Like Martin, Hurley and Dombrowiak realized that while fashion brands proliferate, few have the expertise or connections to tap into optimal supply chains. For startups testing the waters or existing brands doing limited runs, minimum order requirements--often upward of 1,000 items--are another obstacle. Many entrepreneurs they spoke with were fleeing offshoring experiences where the service, communication, or quality problems proved intractable.
Soon after the trade show, Hurley and Dombrowiak launched Los Angeles-based Indie Source to manage the manufacturing process for companies that have low-volume orders or that simply don't know the ropes. For the first couple of years, they worked exclusively with the Peruvian factory, where they had connections. Then in 2014 they set up their own production facility in L.A.

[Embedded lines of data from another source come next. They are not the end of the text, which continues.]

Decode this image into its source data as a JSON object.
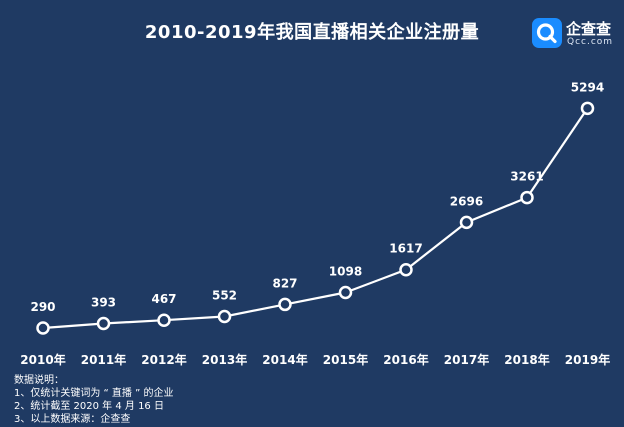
{
  "chart_data": {
    "type": "line",
    "title": "2010-2019年我国直播相关企业注册量",
    "categories": [
      "2010年",
      "2011年",
      "2012年",
      "2013年",
      "2014年",
      "2015年",
      "2016年",
      "2017年",
      "2018年",
      "2019年"
    ],
    "series": [
      {
        "values": [
          290,
          393,
          467,
          552,
          827,
          1098,
          1617,
          2696,
          3261,
          5294
        ]
      }
    ],
    "xlabel": "",
    "ylabel": "",
    "grid": false,
    "colors": {
      "line": "#ffffff",
      "background": "#1f3a63",
      "marker_fill": "#1f3a63"
    }
  },
  "logo": {
    "text": "企查查",
    "sub": "Qcc.com",
    "mark_color": "#1a8cff",
    "icon": "qcc-logo-icon"
  },
  "notes": {
    "heading": "数据说明：",
    "lines": [
      "1、仅统计关键词为 “ 直播 ” 的企业",
      "2、统计截至 2020 年 4 月 16 日",
      "3、以上数据来源：企查查"
    ]
  }
}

Manufacturing isn't the only hurdle for apparel-makers, the partners soon learned. Ninety percent of Indie Source's clients are startup fashion entrepreneurs with no background in apparel. (The remainder is established companies such as Nike and Pizza Hut that need some kind of specialized or limited-run order.)

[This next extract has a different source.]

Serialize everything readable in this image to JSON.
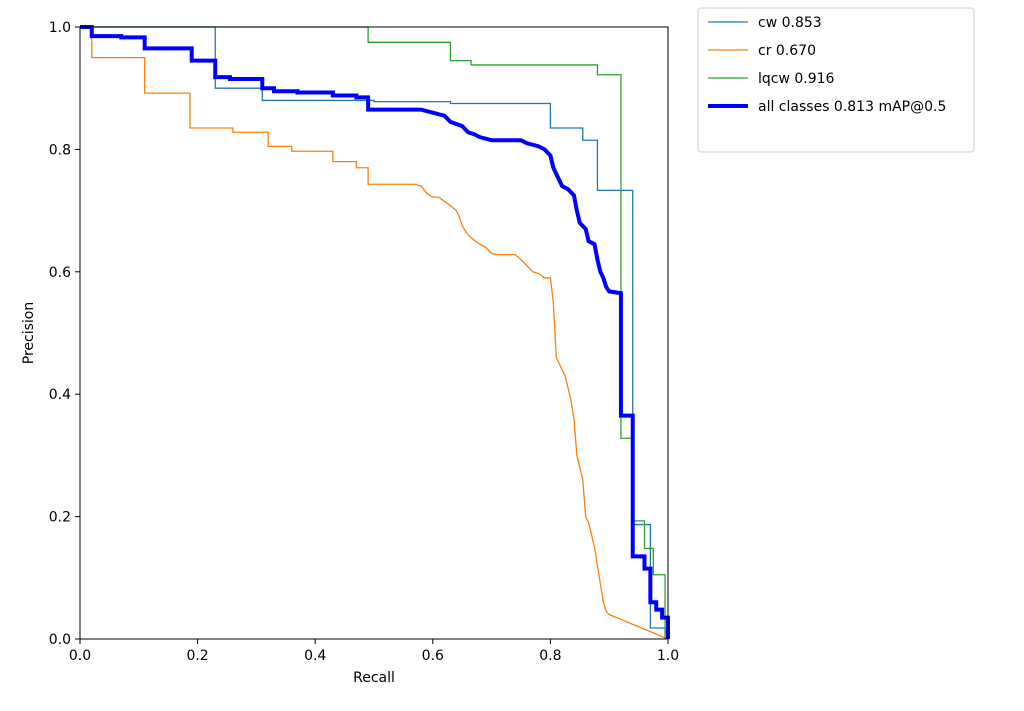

Many customers are niche businesses trying to fill a market gap they've spotted--say, a nurse who wants to make more-protective and better-looking scrubs. These entrepreneurs need someone to develop their ideas into a product, create patterns, set up a supply chain, get it manufactured, and, in some cases, help sell it online.

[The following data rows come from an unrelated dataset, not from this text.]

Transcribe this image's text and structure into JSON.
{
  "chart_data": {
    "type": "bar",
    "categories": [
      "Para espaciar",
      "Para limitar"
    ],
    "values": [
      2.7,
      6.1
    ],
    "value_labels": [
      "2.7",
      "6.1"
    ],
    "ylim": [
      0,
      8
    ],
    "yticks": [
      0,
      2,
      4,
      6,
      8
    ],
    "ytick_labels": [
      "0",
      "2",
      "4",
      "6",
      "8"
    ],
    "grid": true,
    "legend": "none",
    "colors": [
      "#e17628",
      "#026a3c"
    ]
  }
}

Today, Indie Source employs about 30 people including project managers, pattern and sample makers, sourcing specialists, and sewers and cutters. A children's line might require product from seven different fabric vendors and three suppliers of hardware like buttons and clasps. Indie Source pulls everything together. "Do you need a good elastic person?" Hurley says. "We know where to go."
One reason startup founders manufacture overseas is to save money. Indie Source works backward from clients' desired retail prices and margins to build manageable budgets. "You have to think about the total cost, especially now that shipping is through the roof and you have these higher tariffs," Hurley says. The pandemic served to get him new clients who--their orders stuck in China--are looking to diversify supply chains.
Holly Fiske is one of Hurley's entrepreneur clients. A yoga instructor and author, Fiske also sells her own apparel line on her website and through her store, Wahi Yoga, in Leavenworth, Washington. Fiske describes her brand as a "hard-core sustainable, ethical version of Lululemon." So in 2015 she went looking for an independent willing to produce her clothes in small batches--about 200 pieces at a time--and according to her standards.
She found Indie Source, which has since been helping her source ethical fabrics. When she requested no plastics be used in shipping, the company instead used paper left over from cutting out the patterns as a layer between garments. "They understand this isn't a money maker for me, but a mission," Fiske says. "They are so cool about supporting me."